Por vários anos este raciocínio não esteve de todo equivocado, haja vista o fluxo de atletas que caía em esquecimento do público geral e que de fato atuava nestes países. De alguns anos para cá porém, este pensamento já não reflete a realidade, principalmente no caso da liga estadunidense.

A Major League Soccer (MLS) percebida como um retiro de aposentados por abrigar diversas estrelas do futebol mundial prestes a encerrarem suas carreiras, atualmente se tornou um interessante intermediário entre os jovens jogadores que saem da América do Sul e pretendem chegar às principais competições europeias.

Esta mudança se deu principalmente pela expansão da liga e sua crescente atratividade, câmbio favorável e incentivos financeiros indiretos criados pela própria MLS.

Liga em Expansão

Como de praxe no país, a MLS segue um sistema fechado de competição com franquias. Isto quer dizer que não há rebaixamento e sim, a (literal) compra do direito de disputar a competição. A liga que há cinco anos contava com 20 participantes tem hoje 27, e perspectiva de três novos entrantes até 2023.

A próxima equipe a fazer parte da competição será o Charlotte FC que em 2019 pagou o valor recorde de US$ 325 milhões à liga. Alguns anos antes, em 2017, o Atlanta United havia pago US$ 70 milhões, o que representa uma quantidade 4,6x maior em apenas três anos. Esta aumento de preços para que uma equipe faça parte da liga reflete a projeção de ganhos futuros das novas equipes e, o cenário para os próximos anos pode fazer estes valores aumentarem ainda mais.

Isto porque ano que vem teremos uma nova negociação dos direitos de transmissão da MLS, com a expectativa de um aumento considerável em relação aos US$ 90 milhões anuais vigentes. Além disso em 2026 o Estados Unidos serão a principal sede da Copa do Mundo, o que pode impulsionar ainda mais a popularização e desenvolvimento do futebol no país.

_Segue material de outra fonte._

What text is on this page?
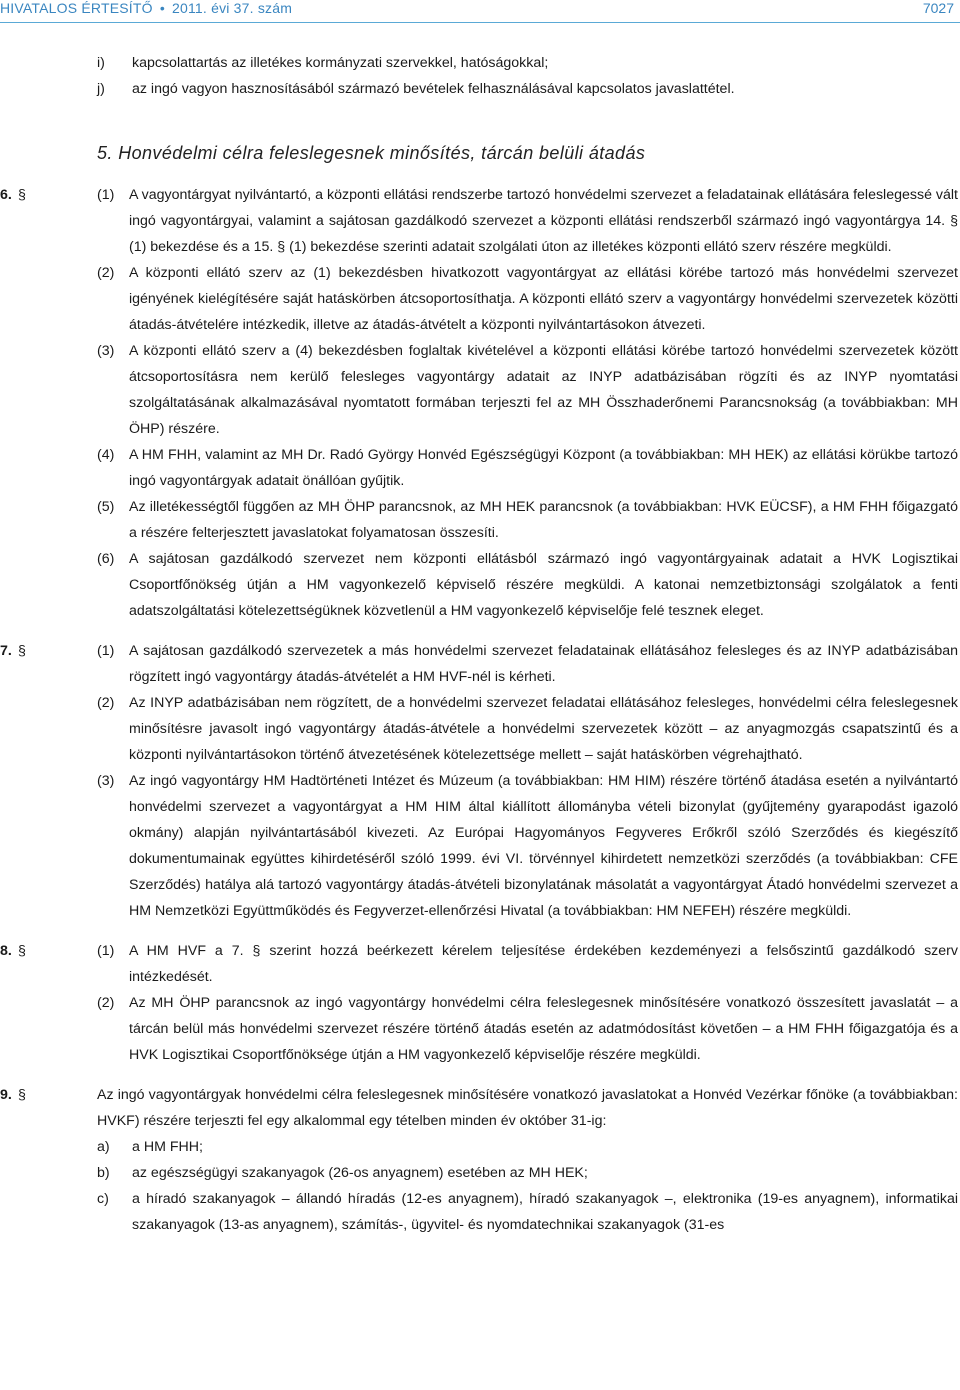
HIVATALOS ÉRTESÍTŐ • 2011. évi 37. szám	7027
i) kapcsolattartás az illetékes kormányzati szervekkel, hatóságokkal;
j) az ingó vagyon hasznosításából származó bevételek felhasználásával kapcsolatos javaslattétel.
5. Honvédelmi célra feleslegesnek minősítés, tárcán belüli átadás
6. §	(1) A vagyontárgyat nyilvántartó, a központi ellátási rendszerbe tartozó honvédelmi szervezet a feladatainak ellátására feleslegessé vált ingó vagyontárgyai, valamint a sajátosan gazdálkodó szervezet a központi ellátási rendszerből származó ingó vagyontárgya 14. § (1) bekezdése és a 15. § (1) bekezdése szerinti adatait szolgálati úton az illetékes központi ellátó szerv részére megküldi.
(2) A központi ellátó szerv az (1) bekezdésben hivatkozott vagyontárgyat az ellátási körébe tartozó más honvédelmi szervezet igényének kielégítésére saját hatáskörben átcsoportosíthatja. A központi ellátó szerv a vagyontárgy honvédelmi szervezetek közötti átadás-átvételére intézkedik, illetve az átadás-átvételt a központi nyilvántartásokon átvezeti.
(3) A központi ellátó szerv a (4) bekezdésben foglaltak kivételével a központi ellátási körébe tartozó honvédelmi szervezetek között átcsoportosításra nem kerülő felesleges vagyontárgy adatait az INYP adatbázisában rögzíti és az INYP nyomtatási szolgáltatásának alkalmazásával nyomtatott formában terjeszti fel az MH Összhaderőnemi Parancsnokság (a továbbiakban: MH ÖHP) részére.
(4) A HM FHH, valamint az MH Dr. Radó György Honvéd Egészségügyi Központ (a továbbiakban: MH HEK) az ellátási körükbe tartozó ingó vagyontárgyak adatait önállóan gyűjtik.
(5) Az illetékességtől függően az MH ÖHP parancsnok, az MH HEK parancsnok (a továbbiakban: HVK EÜCSF), a HM FHH főigazgató a részére felterjesztett javaslatokat folyamatosan összesíti.
(6) A sajátosan gazdálkodó szervezet nem központi ellátásból származó ingó vagyontárgyainak adatait a HVK Logisztikai Csoportfőnökség útján a HM vagyonkezelő képviselő részére megküldi. A katonai nemzetbiztonsági szolgálatok a fenti adatszolgáltatási kötelezettségüknek közvetlenül a HM vagyonkezelő képviselője felé tesznek eleget.
7. §	(1) A sajátosan gazdálkodó szervezetek a más honvédelmi szervezet feladatainak ellátásához felesleges és az INYP adatbázisában rögzített ingó vagyontárgy átadás-átvételét a HM HVF-nél is kérheti.
(2) Az INYP adatbázisában nem rögzített, de a honvédelmi szervezet feladatai ellátásához felesleges, honvédelmi célra feleslegesnek minősítésre javasolt ingó vagyontárgy átadás-átvétele a honvédelmi szervezetek között – az anyagmozgás csapatszintű és a központi nyilvántartásokon történő átvezetésének kötelezettsége mellett – saját hatáskörben végrehajtható.
(3) Az ingó vagyontárgy HM Hadtörténeti Intézet és Múzeum (a továbbiakban: HM HIM) részére történő átadása esetén a nyilvántartó honvédelmi szervezet a vagyontárgyat a HM HIM által kiállított állományba vételi bizonylat (gyűjtemény gyarapodást igazoló okmány) alapján nyilvántartásából kivezeti. Az Európai Hagyományos Fegyveres Erőkről szóló Szerződés és kiegészítő dokumentumainak együttes kihirdetéséről szóló 1999. évi VI. törvénnyel kihirdetett nemzetközi szerződés (a továbbiakban: CFE Szerződés) hatálya alá tartozó vagyontárgy átadás-átvételi bizonylatának másolatát a vagyontárgyat Átadó honvédelmi szervezet a HM Nemzetközi Együttműködés és Fegyverzet-ellenőrzési Hivatal (a továbbiakban: HM NEFEH) részére megküldi.
8. §	(1) A HM HVF a 7. § szerint hozzá beérkezett kérelem teljesítése érdekében kezdeményezi a felsőszintű gazdálkodó szerv intézkedését.
(2) Az MH ÖHP parancsnok az ingó vagyontárgy honvédelmi célra feleslegesnek minősítésére vonatkozó összesített javaslatát – a tárcán belül más honvédelmi szervezet részére történő átadás esetén az adatmódosítást követően – a HM FHH főigazgatója és a HVK Logisztikai Csoportfőnöksége útján a HM vagyonkezelő képviselője részére megküldi.
9. §	Az ingó vagyontárgyak honvédelmi célra feleslegesnek minősítésére vonatkozó javaslatokat a Honvéd Vezérkar főnöke (a továbbiakban: HVKF) részére terjeszti fel egy alkalommal egy tételben minden év október 31-ig:
a) a HM FHH;
b) az egészségügyi szakanyagok (26-os anyagnem) esetében az MH HEK;
c) a híradó szakanyagok – állandó híradás (12-es anyagnem), híradó szakanyagok –, elektronika (19-es anyagnem), informatikai szakanyagok (13-as anyagnem), számítás-, ügyvitel- és nyomdatechnikai szakanyagok (31-es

Teto de gastos impede atratividade em prol da equidade

Este contexto que seria uma porta escancarada para atrair atletas de alto nível é porém, travada parcialmente pelo próprio ecossistema da liga, já que por lá há um limite de gastos de transferências e pagamentos de salário. Uma franquia pode ter até 30 atletas elegíveis em seu elenco, e teto salarial de US$ 4,9 milhões (que será ampliado US$ 5,2 mi nos próximos anos), sendo US$ 612,5 mil anuais o máximo que um jogador pode receber, distante até dos valores praticados em centros nem tão grandes do futebol.

Para conseguir competir por contratações de alto nível com equipes estrangeiras, a MLS criou então uma categoria chamada de “designated players” (jogadores designados) em que clubes podem pagar salários acima do teto estabelecido, se tornando responsável de arcar com os custos excedentes(entenda mais com vídeo abaixo):

Breve explicação do funcionamento do teto salarial da MLS(fonte: Tifo Football/ Youtube)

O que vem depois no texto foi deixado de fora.